PROS AND CONS OF WHOLE LIFE INSURANCE

The main advantage of whole life insurance is the ability to accumulate a cash value on a tax-deferred basis. This cash value also contributes to the total value of an estate when the policy is owned by the insured. You can borrow against this cash value, if needed; plus, if you no longer need any type of insurance protection, you can cancel your policy and the cash value will be returned to you.

Another advantage is that the coverage is for the insured’s entire life, unless the policy is canceled. As compared with term, the coverage from a whole life policy is designed to last for as long as the insured is either alive, or wants it. Term policies expire after a specific amount of time. Of course, term policies can be renewed, but the cost of the premium will increase. Conversely, the premiums of a whole life policy remain level as long as the policy is in force.

Because of the savings feature, many people have said that they are forced to save because of the premium payments. Additionally, policyholders can budget their premiums over a longer period of time (with the exception of single-payment policies), thus eliminating the potential risks of coverage not being affordable.

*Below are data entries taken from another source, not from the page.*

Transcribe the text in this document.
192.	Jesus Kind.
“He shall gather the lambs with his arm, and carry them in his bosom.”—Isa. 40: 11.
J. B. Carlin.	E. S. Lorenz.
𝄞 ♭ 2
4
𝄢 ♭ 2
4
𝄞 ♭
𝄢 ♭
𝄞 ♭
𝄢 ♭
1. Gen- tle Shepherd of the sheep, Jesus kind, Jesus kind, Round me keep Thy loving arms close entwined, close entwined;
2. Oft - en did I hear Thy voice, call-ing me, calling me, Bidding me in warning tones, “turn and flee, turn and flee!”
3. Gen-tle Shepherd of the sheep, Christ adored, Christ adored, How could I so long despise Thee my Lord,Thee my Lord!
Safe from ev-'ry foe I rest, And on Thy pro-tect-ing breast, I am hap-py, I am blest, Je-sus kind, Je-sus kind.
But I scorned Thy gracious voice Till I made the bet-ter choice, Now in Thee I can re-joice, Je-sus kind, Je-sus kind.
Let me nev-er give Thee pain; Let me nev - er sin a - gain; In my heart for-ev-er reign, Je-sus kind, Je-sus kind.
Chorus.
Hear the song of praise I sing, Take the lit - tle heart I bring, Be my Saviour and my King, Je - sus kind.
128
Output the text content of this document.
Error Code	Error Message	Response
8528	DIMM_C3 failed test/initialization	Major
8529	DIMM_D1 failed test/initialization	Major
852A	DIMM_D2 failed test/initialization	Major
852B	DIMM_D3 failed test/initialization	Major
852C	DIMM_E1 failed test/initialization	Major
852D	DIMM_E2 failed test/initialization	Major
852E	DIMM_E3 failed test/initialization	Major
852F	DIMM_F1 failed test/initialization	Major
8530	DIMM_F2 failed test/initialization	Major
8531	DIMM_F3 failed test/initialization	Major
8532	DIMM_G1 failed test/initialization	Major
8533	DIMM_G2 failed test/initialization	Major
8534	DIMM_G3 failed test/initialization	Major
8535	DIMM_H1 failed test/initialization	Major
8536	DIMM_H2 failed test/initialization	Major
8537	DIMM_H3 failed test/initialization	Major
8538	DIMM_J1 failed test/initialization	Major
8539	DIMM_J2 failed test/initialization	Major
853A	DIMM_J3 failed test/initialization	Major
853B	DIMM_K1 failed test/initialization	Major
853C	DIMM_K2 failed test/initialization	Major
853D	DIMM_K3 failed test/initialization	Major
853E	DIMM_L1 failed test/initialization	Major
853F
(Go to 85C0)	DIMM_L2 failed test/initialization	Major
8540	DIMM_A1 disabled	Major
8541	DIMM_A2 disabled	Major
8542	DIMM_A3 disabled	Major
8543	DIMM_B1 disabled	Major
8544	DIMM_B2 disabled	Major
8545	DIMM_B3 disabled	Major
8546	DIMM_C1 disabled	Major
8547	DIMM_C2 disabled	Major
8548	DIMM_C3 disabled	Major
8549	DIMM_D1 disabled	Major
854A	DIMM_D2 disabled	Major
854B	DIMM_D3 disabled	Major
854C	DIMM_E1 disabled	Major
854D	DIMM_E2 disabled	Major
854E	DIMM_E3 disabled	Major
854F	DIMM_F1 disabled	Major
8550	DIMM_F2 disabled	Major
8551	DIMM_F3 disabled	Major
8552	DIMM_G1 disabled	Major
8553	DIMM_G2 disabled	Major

This also reduces the chance that people who need coverage will be without it.

However, whole life policies aren’t without their drawbacks, too. Although term policies need to be renewed, and there is an added cost at every renewal as compared with whole life policies, term policies purchase more coverage for the amount of premium paid. This is because of the very nature of term insurance, but could be a contributing factor to the fact that term policies are popular.

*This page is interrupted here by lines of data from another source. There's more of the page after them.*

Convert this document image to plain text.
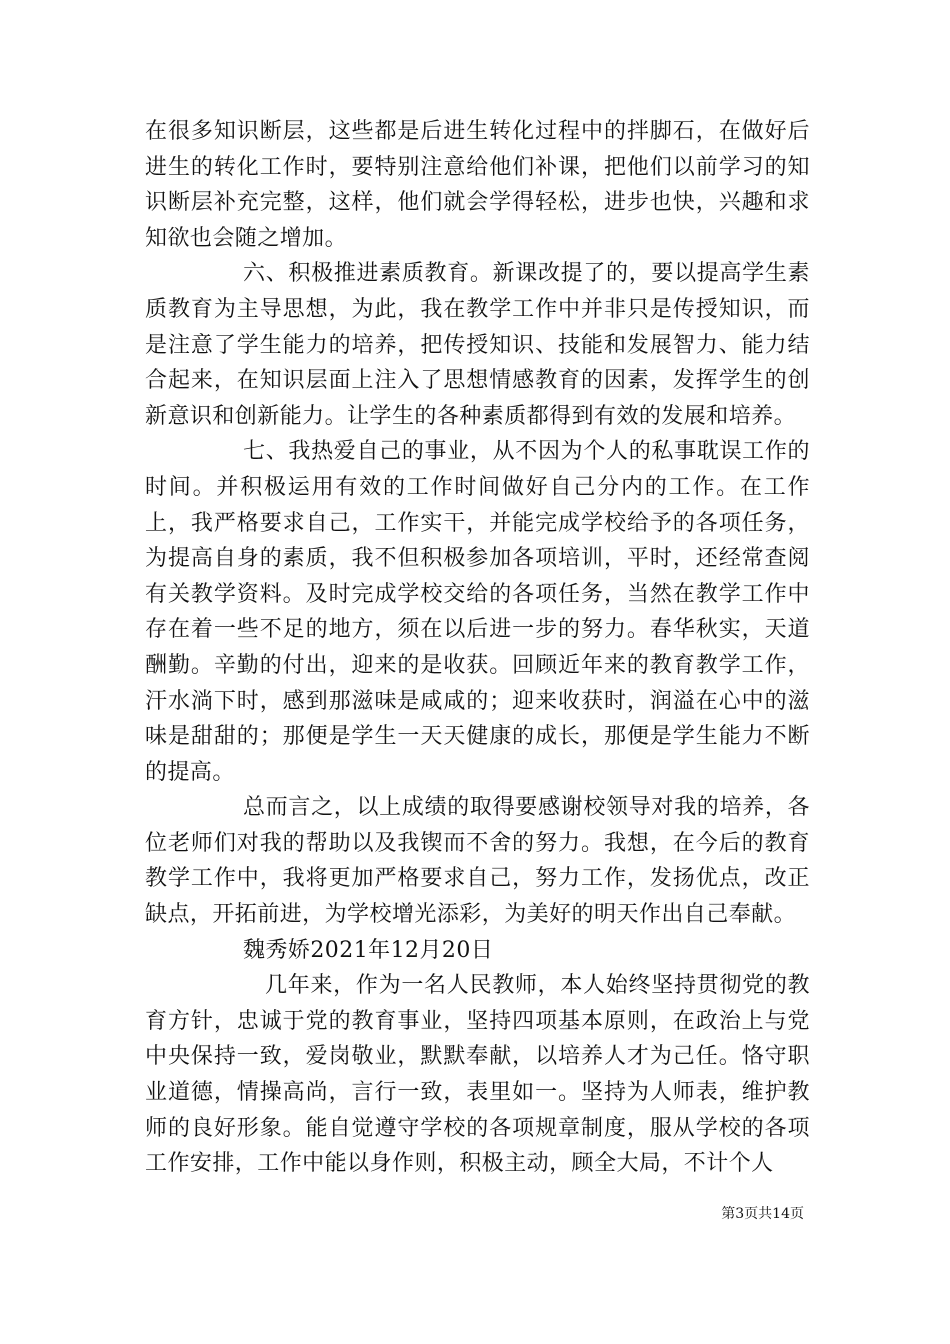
在很多知识断层，这些都是后进生转化过程中的拌脚石，在做好后进生的转化工作时，要特别注意给他们补课，把他们以前学习的知识断层补充完整，这样，他们就会学得轻松，进步也快，兴趣和求知欲也会随之增加。

六、积极推进素质教育。新课改提了的，要以提高学生素质教育为主导思想，为此，我在教学工作中并非只是传授知识，而是注意了学生能力的培养，把传授知识、技能和发展智力、能力结合起来，在知识层面上注入了思想情感教育的因素，发挥学生的创新意识和创新能力。让学生的各种素质都得到有效的发展和培养。

七、我热爱自己的事业，从不因为个人的私事耽误工作的时间。并积极运用有效的工作时间做好自己分内的工作。在工作上，我严格要求自己，工作实干，并能完成学校给予的各项任务，为提高自身的素质，我不但积极参加各项培训，平时，还经常查阅有关教学资料。及时完成学校交给的各项任务，当然在教学工作中存在着一些不足的地方，须在以后进一步的努力。春华秋实，天道酬勤。辛勤的付出，迎来的是收获。回顾近年来的教育教学工作，汗水淌下时，感到那滋味是咸咸的；迎来收获时，润溢在心中的滋味是甜甜的；那便是学生一天天健康的成长，那便是学生能力不断的提高。

总而言之，以上成绩的取得要感谢校领导对我的培养，各位老师们对我的帮助以及我锲而不舍的努力。我想，在今后的教育教学工作中，我将更加严格要求自己，努力工作，发扬优点，改正缺点，开拓前进，为学校增光添彩，为美好的明天作出自己奉献。

魏秀娇2021年12月20日

几年来，作为一名人民教师，本人始终坚持贯彻党的教育方针，忠诚于党的教育事业，坚持四项基本原则，在政治上与党中央保持一致，爱岗敬业，默默奉献，以培养人才为己任。恪守职业道德，情操高尚，言行一致，表里如一。坚持为人师表，维护教师的良好形象。能自觉遵守学校的各项规章制度，服从学校的各项工作安排，工作中能以身作则，积极主动，顾全大局，不计个人

第3页共14页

Interestingly, the cash value also poses a disadvantage to the policies. But that is more due to the misuse of the policy than for any other reason. Whole life insurance policies shouldn’t be used in place of other investments, especially when the other investments can earn the investor a potentially larger return. As a general rule, the interest rate for the cash values of whole life policies is rather small and not competitive with other types of interest rates. Although it’s guaranteed, investing your money in the stock market may mean a great deal when it comes to overall return. Assuming no need for insurance, how would you feel if you made a 6 percent return on your money in a policy’s cash value, instead of a 11-percent return in the stock market? Would you be happy? I certainly wouldn’t be. This isn’t to say that you should invest your money in the stock market instead of purchasing an insurance policy. What I am saying is that if you don’t need the insurance, don’t buy it. The accumulation of the cash value won’t be significant, and you’ll be paying for insurance you don’t need.